Dentists, this kid would be your favorite patient. If you ask him to open, and put your finger right on his chin (no pressure needed) he opens REALLY WIDE and stays open as you count a slow "one two three" and brush his top right teeth, "one two three" for the bottom right, and on for the top left, bottom left, and front top, bottom top. Total of 18 slow counts. I don't think I would have the patience or ability to stay open that long without gagging. But don't tell my son that.  A month ago we had to force-brush his teeth. He wouldn't open at all.

SO, that was huge.

And then today again, another big achievement: he ate an entire meal by mouth.  All purees: a protein, a veggie, a fruit, and a high-calorie drink.

I was on the other side of the one-way-mirror doing a happy dance.

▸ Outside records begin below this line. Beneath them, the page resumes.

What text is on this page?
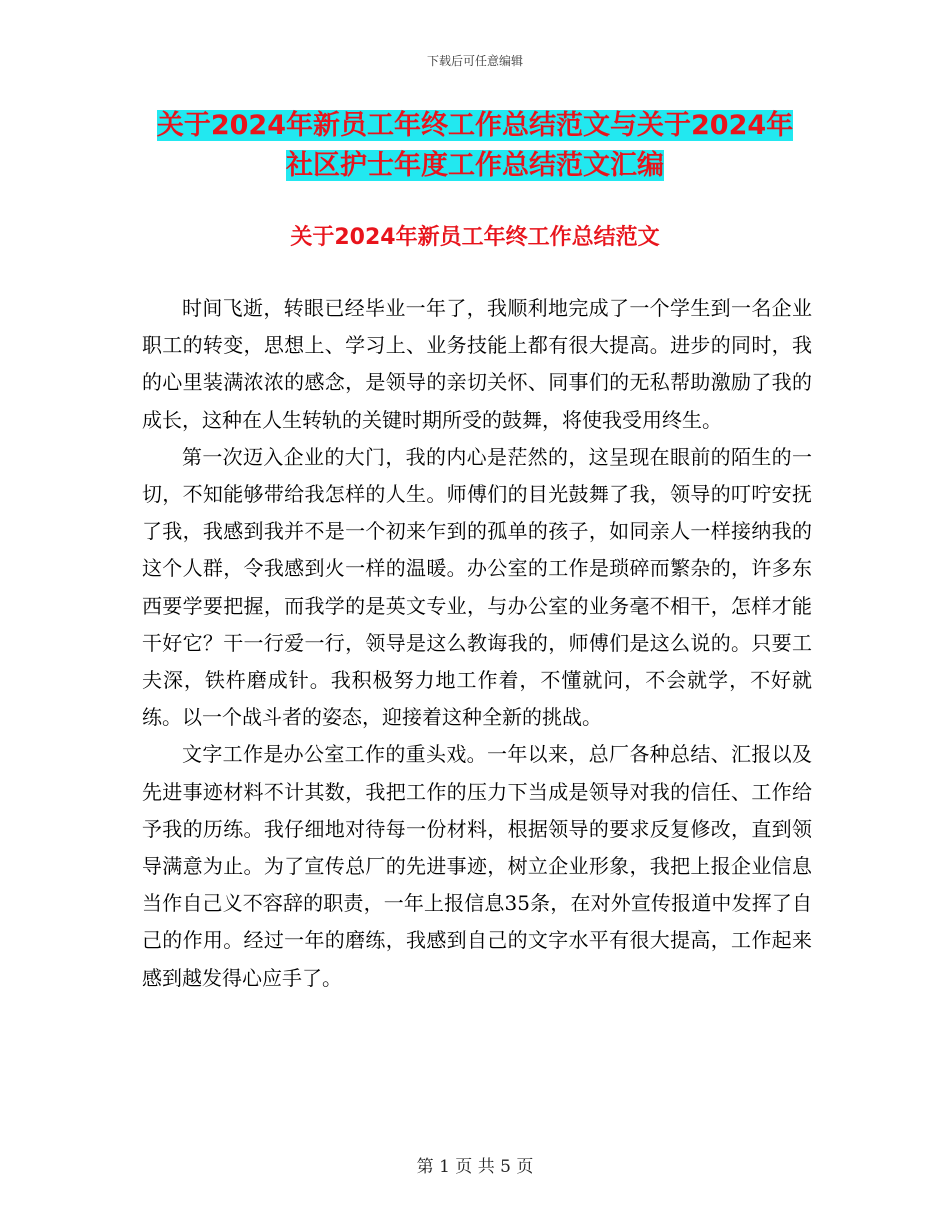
下载后可任意编辑
关于2024年新员工年终工作总结范文与关于2024年
社区护士年度工作总结范文汇编
关于2024年新员工年终工作总结范文

时间飞逝，转眼已经毕业一年了，我顺利地完成了一个学生到一名企业职工的转变，思想上、学习上、业务技能上都有很大提高。进步的同时，我的心里装满浓浓的感念，是领导的亲切关怀、同事们的无私帮助激励了我的成长，这种在人生转轨的关键时期所受的鼓舞，将使我受用终生。

第一次迈入企业的大门，我的内心是茫然的，这呈现在眼前的陌生的一切，不知能够带给我怎样的人生。师傅们的目光鼓舞了我，领导的叮咛安抚了我，我感到我并不是一个初来乍到的孤单的孩子，如同亲人一样接纳我的这个人群，令我感到火一样的温暖。办公室的工作是琐碎而繁杂的，许多东西要学要把握，而我学的是英文专业，与办公室的业务毫不相干，怎样才能干好它？干一行爱一行，领导是这么教诲我的，师傅们是这么说的。只要工夫深，铁杵磨成针。我积极努力地工作着，不懂就问，不会就学，不好就练。以一个战斗者的姿态，迎接着这种全新的挑战。

文字工作是办公室工作的重头戏。一年以来，总厂各种总结、汇报以及先进事迹材料不计其数，我把工作的压力下当成是领导对我的信任、工作给予我的历练。我仔细地对待每一份材料，根据领导的要求反复修改，直到领导满意为止。为了宣传总厂的先进事迹，树立企业形象，我把上报企业信息当作自己义不容辞的职责，一年上报信息35条，在对外宣传报道中发挥了自己的作用。经过一年的磨练，我感到自己的文字水平有很大提高，工作起来感到越发得心应手了。

第 1 页 共 5 页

He was so excited he did a happy dance after therapy too, all over the family room, giving hugs to other kids, dancing in circles, and then (as we left to go home for the day) working himself into such a fit of happiness and excitement that he started breathing too hard. Then coughing. Then... well, "easy come, easy go."

Oh well. At least he got it all in by mouth. Next step will be to KEEP it all in.

Then after he gets used to tomorrow's new food (so in a day or two) I get to enter the room and be a part of his meals again.  Slowly they'll transition me to being in charge of the food, and maybe by early next week we'll be able to eat plated meals at home. (Meals are plated, carefully weighed, measured, and analyzed to be sure that consistency of food is similar across the board. Purees must be absolutely correctly pureed. I failed the first three times I tried.)

So far this slow, controlled therapy is working, though. These folks know what they're doing. One month down. I'm excited to see what happens in these next three weeks.